On Fri, Apr 15, 2022 at 02:56:54PM +0000, Yazen Ghannam wrote:
> 3) OS, or optionally BIOS, polls MCA banks and logs any valid errors.
> a) Since MCi_CTL, etc. are cleared due to reset, any errors detected are
> from before the reset.

On Intel not quite any error. H/w can still log to a bank but MCi_STATUS.EN bit
will be zero. We've also had some BIOS code that did things that logged errors
and then left them for the OS to find during boot.
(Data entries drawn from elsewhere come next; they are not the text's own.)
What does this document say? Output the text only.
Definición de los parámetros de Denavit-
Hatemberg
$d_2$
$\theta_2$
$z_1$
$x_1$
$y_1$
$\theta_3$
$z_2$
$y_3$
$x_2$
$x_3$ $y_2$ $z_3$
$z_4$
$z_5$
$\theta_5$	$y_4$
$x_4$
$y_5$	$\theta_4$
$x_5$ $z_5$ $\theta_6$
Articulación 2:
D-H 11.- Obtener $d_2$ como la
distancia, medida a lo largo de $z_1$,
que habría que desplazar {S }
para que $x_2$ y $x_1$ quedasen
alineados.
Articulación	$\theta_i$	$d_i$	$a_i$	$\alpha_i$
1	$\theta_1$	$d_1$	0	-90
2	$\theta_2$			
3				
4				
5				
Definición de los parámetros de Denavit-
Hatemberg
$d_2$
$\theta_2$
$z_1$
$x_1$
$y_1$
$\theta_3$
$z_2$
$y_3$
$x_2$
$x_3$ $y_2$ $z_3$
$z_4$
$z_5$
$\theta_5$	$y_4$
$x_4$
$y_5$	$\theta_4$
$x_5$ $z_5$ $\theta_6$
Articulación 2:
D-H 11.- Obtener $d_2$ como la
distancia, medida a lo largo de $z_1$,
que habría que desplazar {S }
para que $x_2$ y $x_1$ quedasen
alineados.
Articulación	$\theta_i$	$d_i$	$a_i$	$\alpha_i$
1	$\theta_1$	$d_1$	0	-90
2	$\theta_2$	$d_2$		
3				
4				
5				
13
But this sequence does give more confidence that errors found in banks duing
boot are "old".

> I agree. The Intel SDM and AMD APM have the following procedure, in summary.
>
> 1) Set MCG_CTL
> 2) Set MCi_CTL for all banks
> 3) Read MCi_STATUS and log valid errors.
> 4) Clear MCi_STATUS
> 5) Set CR4.MCE

Yes. That's what the pseudo-code in Intel SDM Example 15-1 says :-(
>
> I don't know of a reason why STATUS needs to be cleared after MCi_CTL is set.
> The only thing I can think of is that enabling MCi_CTL may cause spurious info
> logged in MCi_STATUS, and that needs to be cleared out. I'm asking AMD folks
> about it.
>
> Of course, this contradicts the flow I outlined above, and also the flow given
> in the AMD Processor Programming Reference (PPR). I wonder if the
> architectural documents have gotten stale compared to current guidelines. I'm
> asking about this too.

I will ask architects about this sequence too.

-Tony